Big Data Analytics - final project

Overview

The aim of this project is to build a model that predicts whether a company will beat consensus estimates when they report earnings.

This information can then be used as the input to a trading system. It can also be used to gain a better insight into a company's earnings, maybe as a first step to further research.

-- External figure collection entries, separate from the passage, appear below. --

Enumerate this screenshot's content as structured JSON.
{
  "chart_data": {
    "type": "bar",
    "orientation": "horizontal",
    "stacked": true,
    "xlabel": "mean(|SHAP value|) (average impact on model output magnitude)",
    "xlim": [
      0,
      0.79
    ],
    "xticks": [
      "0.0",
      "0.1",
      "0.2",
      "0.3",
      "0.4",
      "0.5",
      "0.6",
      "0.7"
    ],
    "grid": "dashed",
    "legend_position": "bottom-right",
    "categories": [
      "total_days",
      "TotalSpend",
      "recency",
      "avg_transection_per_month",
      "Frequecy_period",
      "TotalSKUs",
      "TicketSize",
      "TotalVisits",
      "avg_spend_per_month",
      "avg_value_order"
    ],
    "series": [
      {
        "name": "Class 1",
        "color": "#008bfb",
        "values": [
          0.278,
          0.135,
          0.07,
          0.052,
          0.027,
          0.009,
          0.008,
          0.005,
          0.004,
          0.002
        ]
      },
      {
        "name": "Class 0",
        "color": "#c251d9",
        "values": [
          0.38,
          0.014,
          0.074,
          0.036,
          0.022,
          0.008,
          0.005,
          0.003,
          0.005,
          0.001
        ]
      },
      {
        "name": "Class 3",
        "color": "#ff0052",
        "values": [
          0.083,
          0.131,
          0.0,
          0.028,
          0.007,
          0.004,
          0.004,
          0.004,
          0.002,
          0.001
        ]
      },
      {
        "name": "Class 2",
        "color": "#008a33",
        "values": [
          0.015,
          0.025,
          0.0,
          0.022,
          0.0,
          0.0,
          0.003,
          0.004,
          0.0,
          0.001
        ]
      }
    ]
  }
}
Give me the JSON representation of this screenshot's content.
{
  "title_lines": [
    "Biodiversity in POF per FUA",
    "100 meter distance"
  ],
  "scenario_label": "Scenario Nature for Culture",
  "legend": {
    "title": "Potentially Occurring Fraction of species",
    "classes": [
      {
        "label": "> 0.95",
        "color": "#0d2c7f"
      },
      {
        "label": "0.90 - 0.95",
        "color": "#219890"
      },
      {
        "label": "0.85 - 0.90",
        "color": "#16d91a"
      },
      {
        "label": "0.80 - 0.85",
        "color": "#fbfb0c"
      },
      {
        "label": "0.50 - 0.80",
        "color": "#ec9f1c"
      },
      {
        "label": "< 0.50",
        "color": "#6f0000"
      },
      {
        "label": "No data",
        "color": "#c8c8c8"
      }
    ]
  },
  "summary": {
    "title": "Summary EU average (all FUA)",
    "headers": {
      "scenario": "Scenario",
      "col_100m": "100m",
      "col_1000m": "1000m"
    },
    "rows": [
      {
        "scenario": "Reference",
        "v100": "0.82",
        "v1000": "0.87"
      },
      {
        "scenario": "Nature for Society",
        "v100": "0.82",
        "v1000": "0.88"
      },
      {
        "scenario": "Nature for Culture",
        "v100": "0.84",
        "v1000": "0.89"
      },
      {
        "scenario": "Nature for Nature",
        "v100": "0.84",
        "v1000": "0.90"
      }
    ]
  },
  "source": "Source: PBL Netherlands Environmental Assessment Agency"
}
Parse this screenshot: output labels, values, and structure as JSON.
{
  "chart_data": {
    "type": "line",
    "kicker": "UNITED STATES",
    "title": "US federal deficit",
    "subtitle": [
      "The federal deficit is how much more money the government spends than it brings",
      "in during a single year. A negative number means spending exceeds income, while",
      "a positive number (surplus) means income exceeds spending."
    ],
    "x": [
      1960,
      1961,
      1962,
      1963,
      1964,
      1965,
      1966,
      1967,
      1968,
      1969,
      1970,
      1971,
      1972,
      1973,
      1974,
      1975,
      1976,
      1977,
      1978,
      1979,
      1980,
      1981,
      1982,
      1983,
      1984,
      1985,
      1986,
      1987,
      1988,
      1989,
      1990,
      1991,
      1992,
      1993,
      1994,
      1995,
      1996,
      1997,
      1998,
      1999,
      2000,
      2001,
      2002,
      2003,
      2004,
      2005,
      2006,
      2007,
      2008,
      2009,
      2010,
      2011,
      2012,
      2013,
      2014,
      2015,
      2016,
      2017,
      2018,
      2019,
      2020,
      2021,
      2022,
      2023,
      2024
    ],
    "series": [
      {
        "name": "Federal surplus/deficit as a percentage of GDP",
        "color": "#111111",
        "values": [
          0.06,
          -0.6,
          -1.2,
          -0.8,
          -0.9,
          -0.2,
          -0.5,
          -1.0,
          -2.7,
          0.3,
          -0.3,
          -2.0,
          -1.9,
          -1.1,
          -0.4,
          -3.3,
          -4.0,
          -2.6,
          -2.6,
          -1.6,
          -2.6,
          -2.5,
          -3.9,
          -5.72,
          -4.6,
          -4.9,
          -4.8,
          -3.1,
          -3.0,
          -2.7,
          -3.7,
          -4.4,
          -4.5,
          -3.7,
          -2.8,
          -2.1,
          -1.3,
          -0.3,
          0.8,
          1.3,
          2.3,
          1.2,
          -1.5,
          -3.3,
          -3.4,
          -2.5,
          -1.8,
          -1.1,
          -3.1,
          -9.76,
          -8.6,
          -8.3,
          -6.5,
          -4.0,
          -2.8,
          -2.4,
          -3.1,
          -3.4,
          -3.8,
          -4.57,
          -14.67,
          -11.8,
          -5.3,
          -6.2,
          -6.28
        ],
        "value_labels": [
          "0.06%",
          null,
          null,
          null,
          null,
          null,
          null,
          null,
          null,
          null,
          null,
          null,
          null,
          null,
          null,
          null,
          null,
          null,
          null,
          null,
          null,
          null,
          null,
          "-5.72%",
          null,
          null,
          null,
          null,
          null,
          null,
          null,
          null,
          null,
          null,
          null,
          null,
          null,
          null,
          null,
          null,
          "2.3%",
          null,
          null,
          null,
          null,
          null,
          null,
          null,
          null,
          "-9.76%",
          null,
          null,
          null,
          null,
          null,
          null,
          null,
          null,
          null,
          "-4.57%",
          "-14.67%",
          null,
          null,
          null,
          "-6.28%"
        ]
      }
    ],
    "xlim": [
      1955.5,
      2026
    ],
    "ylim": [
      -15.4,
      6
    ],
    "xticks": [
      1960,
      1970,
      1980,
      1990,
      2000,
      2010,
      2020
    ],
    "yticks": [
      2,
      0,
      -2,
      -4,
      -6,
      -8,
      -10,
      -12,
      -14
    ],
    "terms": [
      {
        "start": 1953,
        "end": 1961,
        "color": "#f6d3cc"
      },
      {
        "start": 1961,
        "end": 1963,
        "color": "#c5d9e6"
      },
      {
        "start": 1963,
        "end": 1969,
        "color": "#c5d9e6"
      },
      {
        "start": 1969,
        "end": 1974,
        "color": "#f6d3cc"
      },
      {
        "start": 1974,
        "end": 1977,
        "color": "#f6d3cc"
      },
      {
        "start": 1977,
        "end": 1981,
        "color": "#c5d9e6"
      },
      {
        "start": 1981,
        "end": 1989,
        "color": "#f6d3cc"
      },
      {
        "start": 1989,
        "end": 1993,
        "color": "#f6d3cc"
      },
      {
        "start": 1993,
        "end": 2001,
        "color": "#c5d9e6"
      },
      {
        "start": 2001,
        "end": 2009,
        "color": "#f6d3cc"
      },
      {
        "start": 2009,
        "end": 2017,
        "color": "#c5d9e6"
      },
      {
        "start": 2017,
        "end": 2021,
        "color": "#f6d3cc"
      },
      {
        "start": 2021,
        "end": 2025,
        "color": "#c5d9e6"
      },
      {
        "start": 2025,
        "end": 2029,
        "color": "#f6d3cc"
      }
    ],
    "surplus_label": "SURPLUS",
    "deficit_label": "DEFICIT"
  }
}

I've created a youtube video that further explains the project: https://youtu.be/6nNn3vxC4zE

Data

We download OHLC(V) data from Yahoo. We gather earnings data from both Estimize and Quantdl/Zack's.

Data Processing

Data processing involved modifying the format of the downloaded data, moving it through a pipeline so to speak, so that eventually we can generate features that could be used to train our classifier. At this point, we also needed to join the data from Yahoo with the data from Estimize/Zacks.

Feature Selection

The features were mainly hand selected. Based on our experience and ideas about the markets, we generated features based on moving averages of prices, price momentums and volume momentum. We hope to add more features, and specifically auto-generated features so we can compare our model outputs. The features are the key to any ML project, and there isn't a pre-set feature set for this type of work (as opposed to Bag of Words in text analytics).

Model Development

Three models were trained: Logistic Regression, Decision Trees & Random Forest. We developed these models using Apache Spark's MLlib library. We hope to explore using the new Spark.ML framework for model development as a next step. The main reason for this is that it allows easy Cross Validation and parameter search capabilities.

Model Evaluation

To evaluate the models, the Python library, Scikit Learn was used. After getting the predictions results and labels back from Spark, we used Scikit-learn's '''classification_report''' library to produce a table of the results.